Beyond the Box: Breaking Up Offensive Congestion

Over the past few seasons, there have been games where Minnesota United has found itself needing to preserve a slim lead. In those situations, Head Coach Adrian Heath has sometimes opted to bring in an extra defender for an attacker and had the team defend in a low block. It’s often worked, but it’s also occasionally led to a late goal. At these times, Heath has pointed out that sometimes the extra defender can perversely cause problems for the team defending. Players can feel like it’s enough to just drop deep and instead of being useful, they just end up in the way. They switch off and instead of being in the box with purpose, they’re just taking up space.

Based on the recent result against LAFC — a 2-0 win on the road with the team playing a 3-5-2 with wingbacks where the scoring opportunities came almost strictly from long through balls to attackers Darwin Quintero and Mason Toye on the counterattack — it seems possible that the above can also be true on offense.

Heath, like many modern soccer coaches, favors a 4-2-3-1. It’s a look that provides good balance between attack and defense, allowing the fullbacks to get up in attack while the center mid drops between the centerbacks and giving plenty of options in the midfield with two wingers often tucking inside those fullbacks deep in the opponent’s third. It’s designed to allow teams to do their damage with the ball. When it’s worked, it’s led to forward Angelo Rodriguez holding up play at the edge of the box before sending the ball back to trailing midfielders making secondary runs or out wide for defender Romain Metanire to send in pinpoint crosses.

But as Minnesota United’s record has improved over the course of the season, more and more teams have come into Allianz Field — and even occasionally on the road — prepared to bunker in and take away the middle. This has led to a plethora of crosses for the Loons in recent games that have failed to find a friendly head in a box stuffed to the gills with opposing defenders. They have created chances and finished them, but many of them have gone begging either through a lack of composure in the finish or because of low quality to begin with. The attack began to look too deliberate.

In Los Angeles, though, Minnesota flipped the script. The formation actually played mostly like a 5-3-2 with the outside defenders more committed to defense than attack. As many teams have discovered this season, LAFC is too good to play on an even footing in the open field, so Minnesota dug in. They absorbed the home side’s energy and then re-directed it swiftly and instinctively, with Mason Toye scoring a brace on goals in the 25th and 29th minutes, both coming on the counterattack.
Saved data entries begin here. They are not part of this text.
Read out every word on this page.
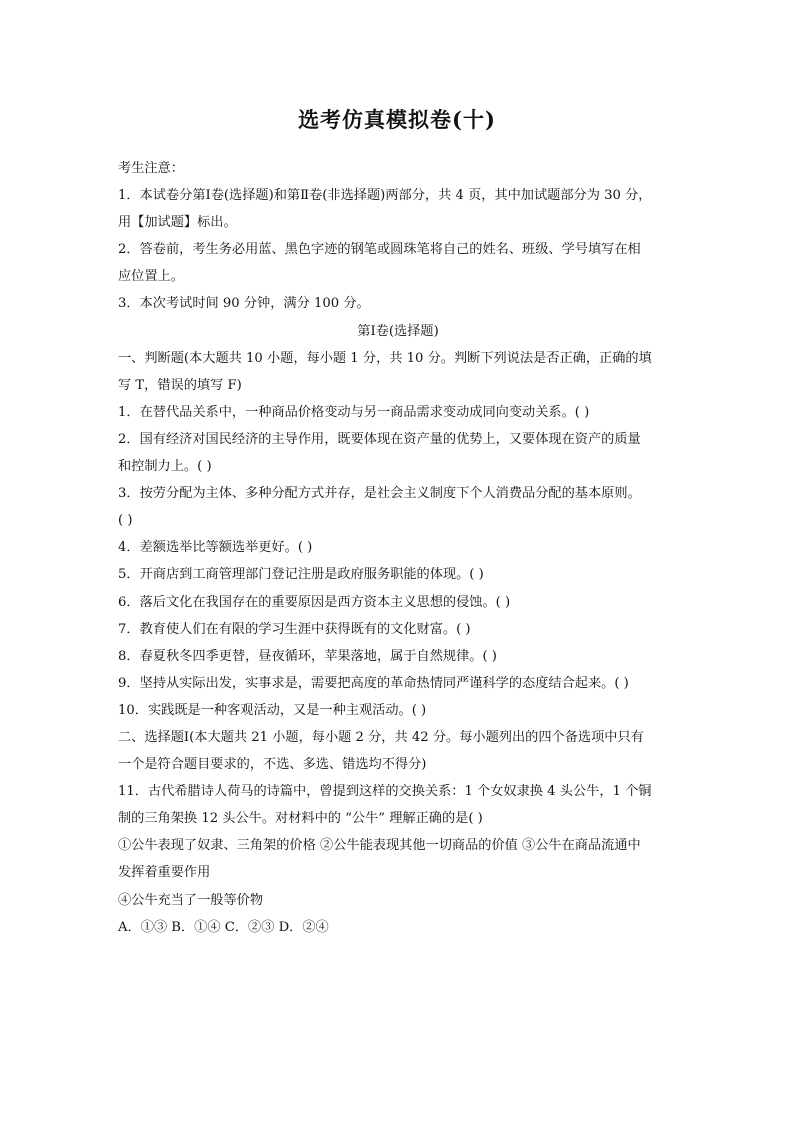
选考仿真模拟卷(十)
考生注意：
1．本试卷分第Ⅰ卷(选择题)和第Ⅱ卷(非选择题)两部分，共 4 页，其中加试题部分为 30 分，
用【加试题】标出。
2．答卷前，考生务必用蓝、黑色字迹的钢笔或圆珠笔将自己的姓名、班级、学号填写在相
应位置上。
3．本次考试时间 90 分钟，满分 100 分。
第Ⅰ卷(选择题)
一、判断题(本大题共 10 小题，每小题 1 分，共 10 分。判断下列说法是否正确，正确的填
写 T，错误的填写 F)
1．在替代品关系中，一种商品价格变动与另一商品需求变动成同向变动关系。( )
2．国有经济对国民经济的主导作用，既要体现在资产量的优势上，又要体现在资产的质量
和控制力上。( )
3．按劳分配为主体、多种分配方式并存，是社会主义制度下个人消费品分配的基本原则。
( )
4．差额选举比等额选举更好。( )
5．开商店到工商管理部门登记注册是政府服务职能的体现。( )
6．落后文化在我国存在的重要原因是西方资本主义思想的侵蚀。( )
7．教育使人们在有限的学习生涯中获得既有的文化财富。( )
8．春夏秋冬四季更替，昼夜循环，苹果落地，属于自然规律。( )
9．坚持从实际出发，实事求是，需要把高度的革命热情同严谨科学的态度结合起来。( )
10．实践既是一种客观活动，又是一种主观活动。( )
二、选择题Ⅰ(本大题共 21 小题，每小题 2 分，共 42 分。每小题列出的四个备选项中只有
一个是符合题目要求的，不选、多选、错选均不得分)
11．古代希腊诗人荷马的诗篇中，曾提到这样的交换关系：1 个女奴隶换 4 头公牛，1 个铜
制的三角架换 12 头公牛。对材料中的 “公牛” 理解正确的是( )
①公牛表现了奴隶、三角架的价格 ②公牛能表现其他一切商品的价值 ③公牛在商品流通中
发挥着重要作用
④公牛充当了一般等价物
A．①③ B．①④ C．②③ D．②④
This approach left it up to the attackers to do more on their own, but it also gave them more cover to harass defenders when they had the ball and unlocked assets like Quintero’s handles and Toye’s speed that have occasionally gotten lost in a more crowded front line. It also allowed Jan Gregus — and later Kevin Molino, who came in for Quintero early in the second half — to leverage his ability to hit long balls in behind, leading to his team-leading ninth assist on the season. Additionally, LAFC’s defenders were often left flat-footed, defending large swaths of space that were suddenly overrun by the long strides of Toye.

It remains to be seen if this kind of tactical shift can be a consistent recipe for success. Against a less aggressive team, the choice to sit in could lead to some of the same switching off and defensive congestion that can undo a team with so many defenders. It’s also difficult to play from behind with this approach, and the counterattacks it can set up are more or less the only avenue of attack. As was on display in the second half once MNUFC had secured a two-goal lead, it’s difficult to build up the offense: you’re basically exchanging extremely short, direct opportunities to get in on goal for being forced into defending in your own half or even final third for much of the game.

At the end of the day, one formation is not better than another in every situation. Switching away from what had become a somewhat turgid offense where players struggled to get themselves into just the right channels in favor of one that simply demanded they beat their defenders paid off in Los Angeles. But the real value in the Loons’ win against LAFC might be the lesson that in the right situation, wholesale change in and of itself can be a more effective cure for a team’s ills than any amount of tinkering.